Saturday’s gathering, at which was noticed a preponderance of Lang Lang residents, including Cr. F. Wildes, Messrs Cougle, L. Wildes, A. Orgill, Dalton, J. McMillan, A. W. Madge, and numerous lady friends, should prove but a forerunner of the celebrations in March next, when it is expected the Governor will be present and unveil the various cairns to be erected throughout the shires affected.
From the Gippsland Times, Monday 14 March 1927
On April 4 the Governor (Lord Somers), with the Director of Education (Mr. Frank Tate), chairman of the National Parks section of the Town Planning Committee (sir James Barrett), the secretary (Mr. W. F. Gates), and Mr. C. Daley, F.L.S., will begin a tour of Gippsland to unveil war [sic] memorials.
The party will follow the route of the explorers: Count Strzleckie, who discovered Gippsland, and of McMillan.
The memorials are in the form of stone cairns, and in all 24 will be unveiled.
The towns to be visited are:
Monday, April 4 – Benambra, Omeo, Swift’s Creek, Ensay.
Tuesday – Bruthen, Mossiface, Sarsfield, Lucknow, Calalu, Sale.
Wednesday – Sale, Bundalaguah, Stratford, Maffra, Bushy Park, Heyfield, Rosedale.

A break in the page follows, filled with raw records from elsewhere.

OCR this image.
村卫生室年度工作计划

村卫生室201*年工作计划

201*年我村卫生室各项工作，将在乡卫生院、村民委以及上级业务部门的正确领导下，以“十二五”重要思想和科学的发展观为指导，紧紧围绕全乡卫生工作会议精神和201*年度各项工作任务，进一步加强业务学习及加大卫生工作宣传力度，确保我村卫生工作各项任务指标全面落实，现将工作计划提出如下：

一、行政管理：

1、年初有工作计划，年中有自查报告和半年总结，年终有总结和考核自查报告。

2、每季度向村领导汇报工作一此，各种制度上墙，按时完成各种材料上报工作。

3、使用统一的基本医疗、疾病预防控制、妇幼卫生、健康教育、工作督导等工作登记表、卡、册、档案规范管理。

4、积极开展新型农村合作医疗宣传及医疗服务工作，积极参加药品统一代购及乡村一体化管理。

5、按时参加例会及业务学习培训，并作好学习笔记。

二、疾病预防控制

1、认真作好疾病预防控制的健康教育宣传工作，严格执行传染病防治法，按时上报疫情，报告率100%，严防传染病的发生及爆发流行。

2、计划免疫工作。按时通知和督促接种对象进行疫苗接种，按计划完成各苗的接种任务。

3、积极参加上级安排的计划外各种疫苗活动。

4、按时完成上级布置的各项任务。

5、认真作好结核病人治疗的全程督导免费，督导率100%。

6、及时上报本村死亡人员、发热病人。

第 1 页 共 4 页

Thursday – Rosedale, Tom’s Gap, Yarram, Port Albert, Traralgon.
Friday – Traralgon, Koornalla, Mirboo North, Leongatha, Korumburra.
Saturday – Corinella.
The Argus, Saturday 2 April 1927
A party, including Sir James Barrett, the under-secretary for Lands (Mr. H. O. Allan), and members of the Historical Society committee left Melbourne yesterday for Gippsland, where they will unveil a series of cairns which have been erected to perpetuate the memory of the explorers Strzlecki and Angus McMillan, and to mark the routes of their chief explorations. The party will unveil several cairns each day…
From KooWeeRup Sun and Lang Lang Guardian, 14 April 1927
His excellency the Governor (Lord Somers) completed on Saturday his tour of Gippsland, on which he followed the traces of the explorers Count Paul Strezlecki and Angus McMillan and unveiled cairns erected to their memory. Lord Somers began the tour on Monday at Benambra from which he followed McMillan’s route to the sea at Port Albert. He then returned to Bushy Park, near Maffra, and followed Strezlecki’s route to Westernport. The tour was a success in every way. Large crowds gathered at each of the cairns and Lord Somers said he was delighted by his first visit to Gippsland.
The tour on Saturday was begun at Korumburra, where a simple but impressive cairn has been built outside the town on a hill that commands a fine view. The shire president (Cr. F. Umbers) introduced Lord Somers, who addressed a large crowd that included pupils from all the district schools.
One party of children travelled 15 miles to the ceremony, and children from the township of Strezlecki were present in large numbers.
Lord Somers was the first vice-regal representative to visit Corinella. He was welcomed by the shire president (Cr. G. Hollins) and entertained at luncheon by the residents. Corinella is one of the most historic places in Victoria, for there, in 1826, the first settlement in Victoria was attempted. Strezlecki and his companions arrived at Massey and Anderson’s station at Westernport in an exhausted condition, without boots and their clothes in tatters. After recovering at the station they travelled to Melbourne.
Lord Somers was interested to meet Mrs Potts, a daughter of Mr Anderson, partner of Mr Massey.
After unveiling the cairn, which is inscribed with the names of Count Strezlecki, John Riley, and James McArthur who reached Corinella on May 12, 1840, Lord Somers returned to the city.
The secretary of the historical memorials committee (Mr C. Daley) announced that he had received letters of thanks from the Polish consul-general in Australia and Count Strezlecki’s grand-niece, Mrs Wanda Szalla. Mrs Szalla had asked for an account of the memorials tour for publication in Polish newspaper.